The past year has been full of upheaval for us as a family. I’ve been working away a lot, travelling and taking more and more pictures. How to keep the pictures and other digital content safe, but accessible has been on my mind a lot.
There must be a more clever way! We’ve discussed the value of data and the importance of keeping it safe, but practically how we do it?
My principle is “data exists safely if it is in 3 places”. The method is not fool-proof, but I thought I’d share my method, including the products I’ve purchased and work for me.
1, The photos live on the phone or the camera SD card
Content- photos and videos- from my regular camera are recorded on an SD card.
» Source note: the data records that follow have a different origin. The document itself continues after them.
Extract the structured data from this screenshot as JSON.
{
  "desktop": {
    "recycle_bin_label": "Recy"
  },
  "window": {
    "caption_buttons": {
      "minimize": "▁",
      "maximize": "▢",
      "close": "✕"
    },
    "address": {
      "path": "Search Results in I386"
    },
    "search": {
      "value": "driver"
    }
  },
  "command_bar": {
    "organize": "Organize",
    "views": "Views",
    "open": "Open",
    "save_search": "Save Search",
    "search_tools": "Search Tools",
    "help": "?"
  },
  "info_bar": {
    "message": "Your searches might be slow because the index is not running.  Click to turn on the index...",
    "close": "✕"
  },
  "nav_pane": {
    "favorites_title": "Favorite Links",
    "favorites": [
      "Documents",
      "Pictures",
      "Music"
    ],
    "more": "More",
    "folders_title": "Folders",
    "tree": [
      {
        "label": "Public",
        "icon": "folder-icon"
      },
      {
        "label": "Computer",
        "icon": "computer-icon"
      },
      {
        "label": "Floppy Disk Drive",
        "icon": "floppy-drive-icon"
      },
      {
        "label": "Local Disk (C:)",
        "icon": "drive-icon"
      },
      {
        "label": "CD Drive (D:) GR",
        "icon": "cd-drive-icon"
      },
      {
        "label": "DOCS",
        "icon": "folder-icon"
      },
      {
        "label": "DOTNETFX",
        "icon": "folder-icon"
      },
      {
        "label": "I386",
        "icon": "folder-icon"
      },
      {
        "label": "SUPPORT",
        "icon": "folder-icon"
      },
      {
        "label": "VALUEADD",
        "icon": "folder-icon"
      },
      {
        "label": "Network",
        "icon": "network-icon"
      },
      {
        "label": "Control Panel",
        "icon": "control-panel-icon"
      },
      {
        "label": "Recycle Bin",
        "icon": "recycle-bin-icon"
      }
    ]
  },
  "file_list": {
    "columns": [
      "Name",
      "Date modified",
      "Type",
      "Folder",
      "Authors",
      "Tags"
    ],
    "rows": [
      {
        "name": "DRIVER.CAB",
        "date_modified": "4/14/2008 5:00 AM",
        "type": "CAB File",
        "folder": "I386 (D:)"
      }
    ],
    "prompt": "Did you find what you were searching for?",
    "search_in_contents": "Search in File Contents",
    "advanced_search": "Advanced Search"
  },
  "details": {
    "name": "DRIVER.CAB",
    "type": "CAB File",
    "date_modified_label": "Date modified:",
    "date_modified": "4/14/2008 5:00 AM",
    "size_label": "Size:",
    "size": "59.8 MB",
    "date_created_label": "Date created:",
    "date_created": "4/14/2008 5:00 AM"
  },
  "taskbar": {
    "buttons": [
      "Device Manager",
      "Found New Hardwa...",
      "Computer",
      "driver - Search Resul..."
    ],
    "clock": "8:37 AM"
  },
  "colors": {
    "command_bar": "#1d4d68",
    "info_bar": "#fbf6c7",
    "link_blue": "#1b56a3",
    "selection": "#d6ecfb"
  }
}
Prices have significantly dropped for storage media like SD Cards. Currently the best value per Gigabyte of storage, I’ve found, is the 16GB cards, but even the 64GB cards are now good value. The affordability of the cards means I don’t reuse the cards anymore, but keep the data on there (after backing it up) and store them safely in a little wallet.
The phone also fills up every 2-3 months, especially with videos. I’ve always moved these to my laptop (which has a large HDD).
2, Photos are backed up to a portable HDD
For the work in progress and new content I have a 1TB portable WD passport drive, that I often carry with me. I back up my laptop on here intermittently too.
Actually I have a few WD Passports I’ve bought in the past 3 years or so. As they fill up I store them safely. (It would make sense to label them with what’s on it…but I’m yet to be that organised.)
Out of all the portable HDDs I’ve had, I’ve found the WD passport the most reliable so far. These drives have put up with my gentle adventures and travels well at the bottom of my laptop bag.
If you do get a WD Passport , just note that they come with weird cables, not just a simple USB. After forgetting to take the cable a couple of times, I have now stuck the cable to it with some Sugru– the mouldable plasticise type material that hardens to a flexible plastic.
3, Cloud storage
As the Internet becomes accessible from almost anywhere in the world, backing up to the cloud has grown and, after an initial mistrust, I’ve grown to like it.
Cloud back up is clever! My phone is set up to automatically back up to my OneDrive and I have several laptop folders that syncnchroise the moment I hit WiFi. This system has worked well for the past 18 months.
However, I was in the middle of Sri Lankan trip, when I realised my phone wasn’t synchronising it’s content to OneDrive. I went online to see why, thinking that it was just weak WiFi. No! I had filled up my 1TB allowance that comes with being an Office365 subscriber. I could buy more, but it was going to cost £5 for very little extra.
It was time to look to the Internet of Things- Devices connected to the Internet from your own home, making life easier. It’s amazing what tech is available! Nowadays you can check your bills, monitor your energy consumption, your sleep patterns. Generally these allow us to bring more control to our lives, like Smart Meters and other connected devices.
In searching for solutions for my data backup I found WD My Cloud, a home HDD that is linked the Internet, giving me more control. I’ve now got one of these babies with 6TB …yes 6TB of capacity!
The set up was relatively simple.
It took about 30 mins to initialise the drive, set up an account and passwords, download the software that allows you to synchronise content between drives and select the actual content to sych. I then let it get on with synchronising the folders selected; the 800GB of data transfer took roughly a day. Some of the transfer of data was slowed as I transferred files from my OneDrive to MyCloud, so I was downloading and uploading massive folder simultaneously.
We’ve set up the drive, so Dadonthebrink and I back up to a clear folder structure. Dadonthebrink’s phone is set to back up to the MyCloud too. Mine, a WindowsPhone, doesn’t support the WD Sync app, so still syncs to OneDrive; where I’ve freed up space now.
As I’ve been travelling again for the past weeks, it’s worked really well. Accessing my backed up data is faster than it used to be on OneDrive.
Have you succumb to the Internet of Things? What smart, connected gadget do you have?